Op Fri, 29 Dec 2017 22:48:30 +0100 schreef Daniel Kahn Gillmor
<d...@debian.org>:
On Tue 2017-12-26 22:24:59 +0100, Floris wrote:
I'm not sure this is a VLC bug, although I think it is odd that VLC 3
has
a Chromecast feature, but it isn't working. Maybe build vlc without
Chromecast support in Debian until Google and/ or GnuTLS has a decent
fix
for this issue. Or make a workaround.
Dropping chromecast support in debian doesn't seem like great option to
me if it's available upstream. And GnuTLS has at least two different
fixes available.
One approach (as noted in my earlier post on this bug report) is to
explicitly grant that self-signed cert root CA status. But that's
generally unpleasant, because it means that cert can MITM any of your
other connections.
A better approach to connecting to a persistently-named, self-signed
chromecast stream would be for VLC to take advantage of GnuTLS's "TOFU"
(trust on first use) functionality:
https://gnutls.org/manual/gnutls.html#Certificate-verification
or, if we already know that chromecast is never a strongly-secured
connection, we could just disable authentication on chromecast
connections (i do not have a chromecast, and i do not know what security
posture chromecast users expect from their connections).
hth,
--dkg
I think a lot of end users expect the "it just works" method. When you
cast something from Chrome/ Chromium to the Chromecast there isn't a
warning about a certificate. In addition, the certificate issued by the
chromecast is only valid for 2 days. Does it mean that you get a new
warning every two days? So I tend more to the last option.
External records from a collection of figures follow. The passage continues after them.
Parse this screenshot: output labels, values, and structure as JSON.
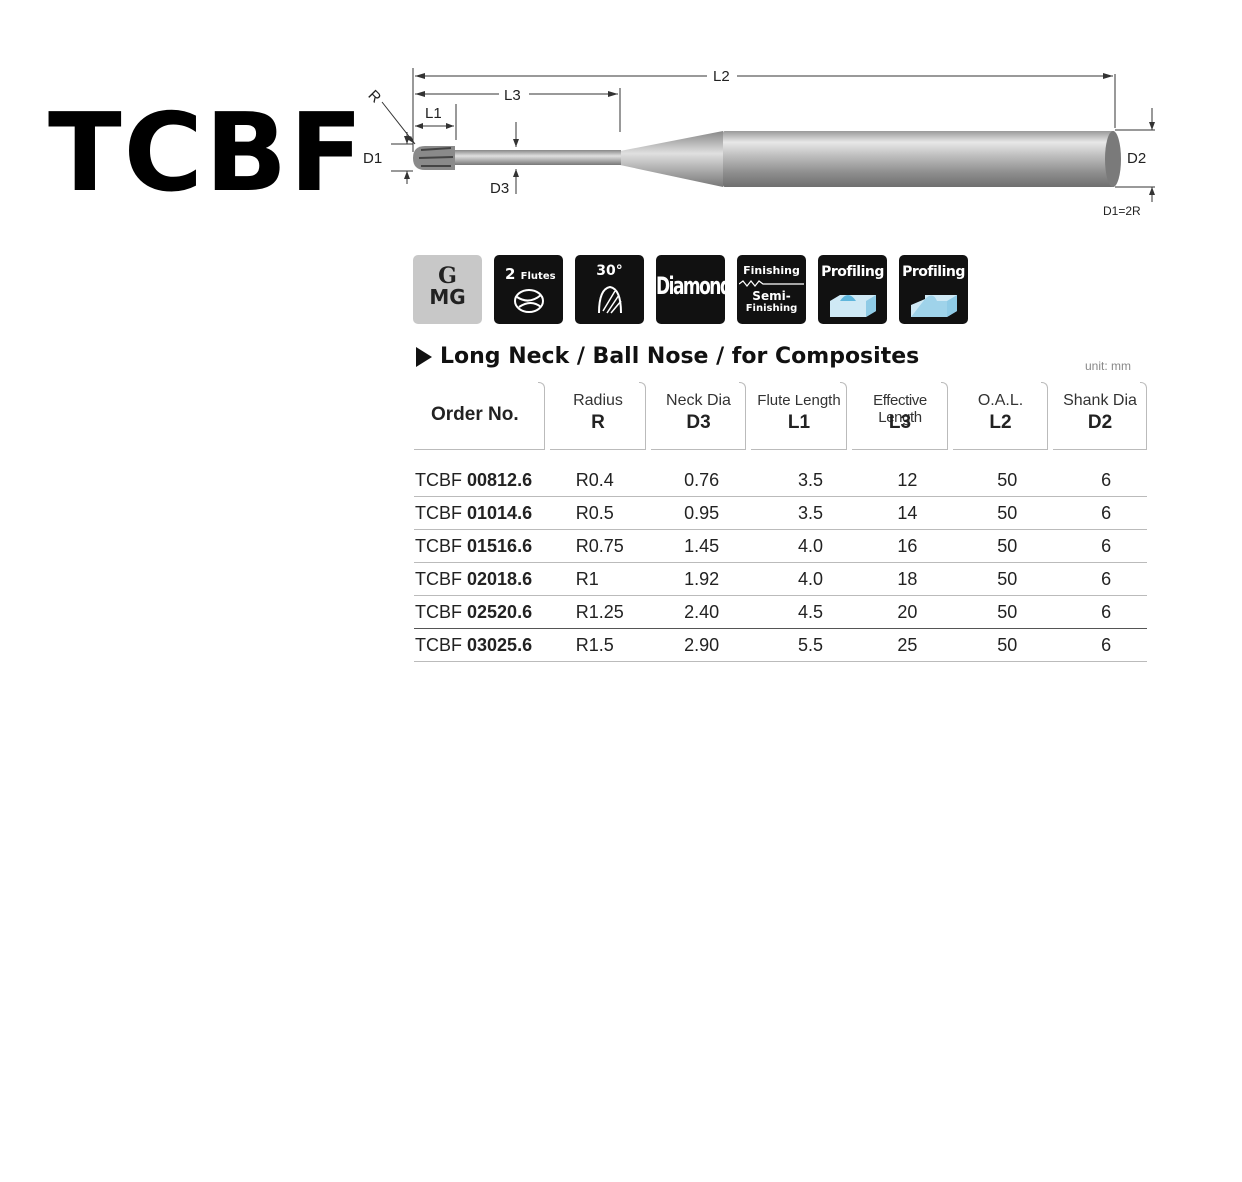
{
  "title": "TCBF",
  "diagram": {
    "labels": {
      "l2": "L2",
      "l3": "L3",
      "l1": "L1",
      "r": "R",
      "d1": "D1",
      "d3": "D3",
      "d2": "D2",
      "formula": "D1=2R"
    }
  },
  "icons": [
    {
      "name": "grade-mg",
      "line1": "G",
      "line2": "MG"
    },
    {
      "name": "flutes",
      "line1": "2",
      "line2": "Flutes"
    },
    {
      "name": "helix-angle",
      "line1": "30°"
    },
    {
      "name": "coating",
      "line1": "Diamond"
    },
    {
      "name": "finishing",
      "line1": "Finishing",
      "line2": "Semi-",
      "line3": "Finishing"
    },
    {
      "name": "profiling-1",
      "line1": "Profiling"
    },
    {
      "name": "profiling-2",
      "line1": "Profiling"
    }
  ],
  "subtitle": "Long Neck / Ball Nose / for Composites",
  "unit": "unit: mm",
  "table": {
    "headers": [
      {
        "top": "Order No.",
        "bottom": ""
      },
      {
        "top": "Radius",
        "bottom": "R"
      },
      {
        "top": "Neck Dia",
        "bottom": "D3"
      },
      {
        "top": "Flute Length",
        "bottom": "L1"
      },
      {
        "top": "Effective Length",
        "bottom": "L3"
      },
      {
        "top": "O.A.L.",
        "bottom": "L2"
      },
      {
        "top": "Shank Dia",
        "bottom": "D2"
      }
    ],
    "rows": [
      {
        "prefix": "TCBF",
        "code": "00812.6",
        "r": "R0.4",
        "d3": "0.76",
        "l1": "3.5",
        "l3": "12",
        "l2": "50",
        "d2": "6"
      },
      {
        "prefix": "TCBF",
        "code": "01014.6",
        "r": "R0.5",
        "d3": "0.95",
        "l1": "3.5",
        "l3": "14",
        "l2": "50",
        "d2": "6"
      },
      {
        "prefix": "TCBF",
        "code": "01516.6",
        "r": "R0.75",
        "d3": "1.45",
        "l1": "4.0",
        "l3": "16",
        "l2": "50",
        "d2": "6"
      },
      {
        "prefix": "TCBF",
        "code": "02018.6",
        "r": "R1",
        "d3": "1.92",
        "l1": "4.0",
        "l3": "18",
        "l2": "50",
        "d2": "6"
      },
      {
        "prefix": "TCBF",
        "code": "02520.6",
        "r": "R1.25",
        "d3": "2.40",
        "l1": "4.5",
        "l3": "20",
        "l2": "50",
        "d2": "6"
      },
      {
        "prefix": "TCBF",
        "code": "03025.6",
        "r": "R1.5",
        "d3": "2.90",
        "l1": "5.5",
        "l3": "25",
        "l2": "50",
        "d2": "6"
      }
    ]
  }
}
gnutls-cli 192.168.1.14:8009
Processed 149 CA certificate(s).
Resolving '192.168.1.14:8009'...
Connecting to '192.168.1.14:8009'...
- Certificate type: X.509
- Got a certificate list of 1 certificates.
- Certificate[0] info:
- subject `CN=c036e8e6-dce8-c593-4624-e743f8eb7f04', issuer
`CN=c036e8e6-dce8-c593-4624-e743f8eb7f04', serial 0x07b58554, RSA key 2048
bits, signed using RSA-SHA256, activated `2017-12-29 09:57:32 UTC',
expires `2017-12-31 09:57:32 UTC',
pin-sha256="lqW7HJ396wf5w02vBO0Oyu3Os05S7OKUunht17mBwQE="
Public Key ID:
sha1:6b30af9317dcec5b8f16671aff24ccfa8af38bd4
sha256:96a5bb1c9dfdeb07f9c34daf04ed0ecaedceb34e52ece294ba786dd7b981c101
Public Key PIN:
pin-sha256:lqW7HJ396wf5w02vBO0Oyu3Os05S7OKUunht17mBwQE=
Public key's random art:
+--[ RSA 2048]----+
| |
| |
| |
| |
| o.So |
| +o.o.ooo |
| .+o. EB+ .|
| oo..o+o+.o |
| .o +=*+o..|
+-----------------+
- Status: The certificate is NOT trusted. The certificate issuer is
unknown. The certificate chain uses insecure algorithm. The name in the
certificate does not match the expected.
*** PKI verification of server certificate failed...
*** Fatal error: Error in the certificate.
*** handshake has failed: Error in the certificate.